Leesfragment: Pluk de dag

22 maart 2015 , door Horatius
| |

24 maart verschijnt Horatius, Pluk de dag. Vijftig oden, ingeleid, vertaald en toegelicht door Paul Claes. Wij publiceren de inleiding en twee oden voor.
‘Of Jupiter nog vele winters biedt dan wel de laatste aan / de rand van de Tyrrheense Zee op de verweerde rotsen stuk / laat slaan, geniet en zeef de wijn, besnoei de hoop op lang geluk / binnen een kort bestek. Terwijl wij staan te spreken, vlucht vol spijt / het leven. Pluk de dag, verwacht maar weinig van de morgentijd.’

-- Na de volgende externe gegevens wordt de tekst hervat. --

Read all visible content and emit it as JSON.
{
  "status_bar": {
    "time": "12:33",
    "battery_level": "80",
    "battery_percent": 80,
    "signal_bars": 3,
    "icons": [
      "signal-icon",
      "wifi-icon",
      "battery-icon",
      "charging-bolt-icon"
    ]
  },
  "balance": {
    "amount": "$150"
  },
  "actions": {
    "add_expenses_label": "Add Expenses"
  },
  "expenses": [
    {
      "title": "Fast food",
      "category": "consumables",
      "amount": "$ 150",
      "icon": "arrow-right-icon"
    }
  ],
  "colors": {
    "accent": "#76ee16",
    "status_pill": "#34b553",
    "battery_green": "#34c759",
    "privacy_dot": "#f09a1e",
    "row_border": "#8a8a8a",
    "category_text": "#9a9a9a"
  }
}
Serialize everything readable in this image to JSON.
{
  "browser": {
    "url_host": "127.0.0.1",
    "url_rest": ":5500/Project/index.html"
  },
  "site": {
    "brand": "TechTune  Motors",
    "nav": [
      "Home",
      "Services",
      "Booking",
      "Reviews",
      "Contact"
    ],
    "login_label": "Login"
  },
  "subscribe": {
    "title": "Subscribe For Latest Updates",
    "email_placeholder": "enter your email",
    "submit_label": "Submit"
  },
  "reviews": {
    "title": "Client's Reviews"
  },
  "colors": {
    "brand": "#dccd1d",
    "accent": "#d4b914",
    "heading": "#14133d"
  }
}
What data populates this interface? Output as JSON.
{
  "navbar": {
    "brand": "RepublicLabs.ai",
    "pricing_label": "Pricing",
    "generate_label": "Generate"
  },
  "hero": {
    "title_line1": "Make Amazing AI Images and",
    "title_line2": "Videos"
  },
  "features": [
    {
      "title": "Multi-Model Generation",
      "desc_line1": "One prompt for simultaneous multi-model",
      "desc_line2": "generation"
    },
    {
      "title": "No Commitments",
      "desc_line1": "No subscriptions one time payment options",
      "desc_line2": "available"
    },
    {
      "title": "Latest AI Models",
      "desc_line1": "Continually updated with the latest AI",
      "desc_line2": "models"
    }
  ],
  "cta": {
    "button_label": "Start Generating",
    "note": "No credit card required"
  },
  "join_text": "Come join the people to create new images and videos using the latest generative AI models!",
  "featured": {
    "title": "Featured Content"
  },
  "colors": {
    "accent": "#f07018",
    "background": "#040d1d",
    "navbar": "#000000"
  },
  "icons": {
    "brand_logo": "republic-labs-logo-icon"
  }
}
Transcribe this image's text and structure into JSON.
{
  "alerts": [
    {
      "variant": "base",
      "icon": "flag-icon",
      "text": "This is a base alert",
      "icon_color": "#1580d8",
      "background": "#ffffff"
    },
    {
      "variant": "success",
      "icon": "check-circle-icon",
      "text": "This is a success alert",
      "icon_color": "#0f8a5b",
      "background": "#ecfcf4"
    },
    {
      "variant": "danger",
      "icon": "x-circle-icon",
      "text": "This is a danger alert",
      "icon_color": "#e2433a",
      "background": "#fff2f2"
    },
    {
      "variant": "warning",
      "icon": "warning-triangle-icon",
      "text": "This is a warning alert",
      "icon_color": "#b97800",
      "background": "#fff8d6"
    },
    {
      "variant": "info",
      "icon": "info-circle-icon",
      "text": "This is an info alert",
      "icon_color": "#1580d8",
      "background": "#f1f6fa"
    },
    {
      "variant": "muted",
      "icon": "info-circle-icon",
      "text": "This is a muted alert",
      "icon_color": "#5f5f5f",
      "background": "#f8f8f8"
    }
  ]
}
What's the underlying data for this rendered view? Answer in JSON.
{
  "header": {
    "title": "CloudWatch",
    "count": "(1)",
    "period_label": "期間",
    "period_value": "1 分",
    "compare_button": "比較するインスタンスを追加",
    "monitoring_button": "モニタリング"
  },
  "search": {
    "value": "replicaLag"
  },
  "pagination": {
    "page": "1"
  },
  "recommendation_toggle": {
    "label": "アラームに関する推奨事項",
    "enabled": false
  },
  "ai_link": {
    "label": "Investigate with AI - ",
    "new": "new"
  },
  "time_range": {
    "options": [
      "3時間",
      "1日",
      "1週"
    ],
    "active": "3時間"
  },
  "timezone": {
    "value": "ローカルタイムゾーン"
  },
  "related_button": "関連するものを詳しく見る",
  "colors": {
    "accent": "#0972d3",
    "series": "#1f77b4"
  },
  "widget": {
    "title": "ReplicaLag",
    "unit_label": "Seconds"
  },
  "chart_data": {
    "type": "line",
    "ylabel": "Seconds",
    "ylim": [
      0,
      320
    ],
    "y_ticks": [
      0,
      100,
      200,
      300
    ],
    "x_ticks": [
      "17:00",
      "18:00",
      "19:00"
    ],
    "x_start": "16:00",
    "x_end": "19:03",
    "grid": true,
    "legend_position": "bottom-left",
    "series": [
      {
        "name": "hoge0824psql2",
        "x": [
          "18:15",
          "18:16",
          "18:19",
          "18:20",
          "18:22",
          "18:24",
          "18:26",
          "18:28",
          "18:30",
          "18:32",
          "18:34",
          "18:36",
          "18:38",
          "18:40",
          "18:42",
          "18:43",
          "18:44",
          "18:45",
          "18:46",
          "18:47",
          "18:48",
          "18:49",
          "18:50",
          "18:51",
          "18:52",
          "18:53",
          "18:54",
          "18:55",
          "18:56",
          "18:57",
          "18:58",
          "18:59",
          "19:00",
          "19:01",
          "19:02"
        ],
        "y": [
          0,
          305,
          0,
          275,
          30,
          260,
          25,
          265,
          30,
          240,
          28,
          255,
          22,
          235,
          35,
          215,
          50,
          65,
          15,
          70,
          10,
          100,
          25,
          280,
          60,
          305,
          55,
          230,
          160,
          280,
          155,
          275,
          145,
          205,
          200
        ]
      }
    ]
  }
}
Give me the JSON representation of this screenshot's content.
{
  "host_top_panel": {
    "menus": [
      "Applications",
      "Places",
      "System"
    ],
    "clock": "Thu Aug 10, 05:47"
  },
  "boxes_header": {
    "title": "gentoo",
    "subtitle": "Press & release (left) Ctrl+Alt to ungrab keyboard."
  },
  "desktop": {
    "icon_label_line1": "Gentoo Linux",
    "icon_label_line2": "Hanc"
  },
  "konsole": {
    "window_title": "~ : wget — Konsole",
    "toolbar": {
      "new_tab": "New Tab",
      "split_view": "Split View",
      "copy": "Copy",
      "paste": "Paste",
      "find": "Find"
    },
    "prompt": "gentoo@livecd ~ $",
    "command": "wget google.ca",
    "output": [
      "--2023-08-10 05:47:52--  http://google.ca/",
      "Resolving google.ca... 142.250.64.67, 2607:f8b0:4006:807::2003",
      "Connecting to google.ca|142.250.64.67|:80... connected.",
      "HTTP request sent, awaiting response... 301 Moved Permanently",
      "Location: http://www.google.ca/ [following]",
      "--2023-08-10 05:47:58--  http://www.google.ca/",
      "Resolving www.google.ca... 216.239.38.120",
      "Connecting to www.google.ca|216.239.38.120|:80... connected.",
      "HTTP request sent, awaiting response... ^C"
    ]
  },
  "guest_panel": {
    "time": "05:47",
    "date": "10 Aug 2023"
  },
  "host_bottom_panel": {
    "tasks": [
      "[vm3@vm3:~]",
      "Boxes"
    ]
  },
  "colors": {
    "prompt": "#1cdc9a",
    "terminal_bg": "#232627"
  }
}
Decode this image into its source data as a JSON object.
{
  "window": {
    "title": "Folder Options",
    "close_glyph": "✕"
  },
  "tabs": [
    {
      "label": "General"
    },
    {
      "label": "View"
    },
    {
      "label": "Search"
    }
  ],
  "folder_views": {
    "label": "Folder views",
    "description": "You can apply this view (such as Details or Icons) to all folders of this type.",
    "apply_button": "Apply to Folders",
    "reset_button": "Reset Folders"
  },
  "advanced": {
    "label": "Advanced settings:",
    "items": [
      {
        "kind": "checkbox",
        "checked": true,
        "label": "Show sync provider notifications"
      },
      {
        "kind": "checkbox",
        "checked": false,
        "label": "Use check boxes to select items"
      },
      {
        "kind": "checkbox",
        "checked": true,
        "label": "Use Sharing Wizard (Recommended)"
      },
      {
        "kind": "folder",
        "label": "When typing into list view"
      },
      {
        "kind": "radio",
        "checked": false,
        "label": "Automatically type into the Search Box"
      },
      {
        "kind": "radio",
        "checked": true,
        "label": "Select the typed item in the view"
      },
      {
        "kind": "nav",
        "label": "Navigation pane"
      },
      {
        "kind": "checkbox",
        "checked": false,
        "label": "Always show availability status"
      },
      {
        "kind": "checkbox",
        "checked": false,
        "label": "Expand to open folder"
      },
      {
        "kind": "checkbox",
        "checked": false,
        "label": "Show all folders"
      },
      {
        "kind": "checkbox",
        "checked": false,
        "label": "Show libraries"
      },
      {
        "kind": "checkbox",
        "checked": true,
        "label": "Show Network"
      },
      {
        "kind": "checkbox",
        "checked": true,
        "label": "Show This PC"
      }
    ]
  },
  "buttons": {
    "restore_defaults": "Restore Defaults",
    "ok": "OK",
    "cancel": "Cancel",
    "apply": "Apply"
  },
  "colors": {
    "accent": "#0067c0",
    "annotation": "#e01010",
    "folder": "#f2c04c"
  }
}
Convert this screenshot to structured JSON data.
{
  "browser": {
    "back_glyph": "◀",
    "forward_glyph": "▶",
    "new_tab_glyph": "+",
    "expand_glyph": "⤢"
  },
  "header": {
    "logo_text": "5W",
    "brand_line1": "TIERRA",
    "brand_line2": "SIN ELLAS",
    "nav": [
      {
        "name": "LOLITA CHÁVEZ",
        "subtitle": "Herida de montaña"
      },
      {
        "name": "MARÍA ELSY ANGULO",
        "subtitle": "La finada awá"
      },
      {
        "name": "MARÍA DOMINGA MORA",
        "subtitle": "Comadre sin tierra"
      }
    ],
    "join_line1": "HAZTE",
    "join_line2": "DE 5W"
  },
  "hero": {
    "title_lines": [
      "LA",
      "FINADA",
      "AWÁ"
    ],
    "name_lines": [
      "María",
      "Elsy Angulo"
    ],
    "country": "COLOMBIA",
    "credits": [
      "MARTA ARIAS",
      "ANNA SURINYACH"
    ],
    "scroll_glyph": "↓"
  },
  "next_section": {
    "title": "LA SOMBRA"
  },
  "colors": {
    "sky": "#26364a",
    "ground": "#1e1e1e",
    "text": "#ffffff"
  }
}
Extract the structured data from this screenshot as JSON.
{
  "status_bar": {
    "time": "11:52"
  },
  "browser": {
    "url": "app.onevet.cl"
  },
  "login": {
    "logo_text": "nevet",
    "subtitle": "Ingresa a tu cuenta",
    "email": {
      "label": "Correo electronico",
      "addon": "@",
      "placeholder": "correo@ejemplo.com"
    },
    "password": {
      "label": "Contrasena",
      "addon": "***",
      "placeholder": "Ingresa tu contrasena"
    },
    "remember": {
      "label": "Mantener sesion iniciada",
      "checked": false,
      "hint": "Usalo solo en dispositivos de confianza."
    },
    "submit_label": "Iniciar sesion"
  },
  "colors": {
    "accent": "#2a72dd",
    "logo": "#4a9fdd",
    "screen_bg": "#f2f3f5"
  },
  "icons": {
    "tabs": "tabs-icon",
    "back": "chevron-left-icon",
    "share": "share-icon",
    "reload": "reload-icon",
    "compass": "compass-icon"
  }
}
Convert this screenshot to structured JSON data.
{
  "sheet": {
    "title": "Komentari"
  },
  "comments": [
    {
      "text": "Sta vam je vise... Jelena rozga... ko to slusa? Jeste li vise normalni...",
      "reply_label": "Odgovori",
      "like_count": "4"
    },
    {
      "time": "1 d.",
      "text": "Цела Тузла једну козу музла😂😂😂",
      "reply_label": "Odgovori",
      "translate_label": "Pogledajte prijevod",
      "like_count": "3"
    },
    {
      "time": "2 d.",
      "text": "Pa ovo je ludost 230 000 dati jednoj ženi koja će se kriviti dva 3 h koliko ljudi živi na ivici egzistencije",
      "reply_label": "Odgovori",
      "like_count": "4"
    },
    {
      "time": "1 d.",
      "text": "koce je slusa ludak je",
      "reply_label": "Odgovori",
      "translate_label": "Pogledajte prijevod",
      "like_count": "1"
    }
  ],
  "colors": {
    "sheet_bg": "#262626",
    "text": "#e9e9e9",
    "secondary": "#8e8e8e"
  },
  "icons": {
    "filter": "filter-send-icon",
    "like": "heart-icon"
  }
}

De dichter Horatius (65-8 v.Chr.) voorspelde dat zijn roem zo lang zou duren als het Romeinse rijk. Hij overtrof zijn eigen verwachtingen: meer dan twee millennia na hun verschijnen blijken zijn gedichten nog springlevend. Gevleugelde woorden als ‘pluk de dag’, ‘de gulden middenweg’ en ‘ik zal niet helemaal sterven’ trotseerden de tijd. De inspirator van talloze dichters (van Petrarca tot Auden) heet terecht de vader van de westerse lyriek.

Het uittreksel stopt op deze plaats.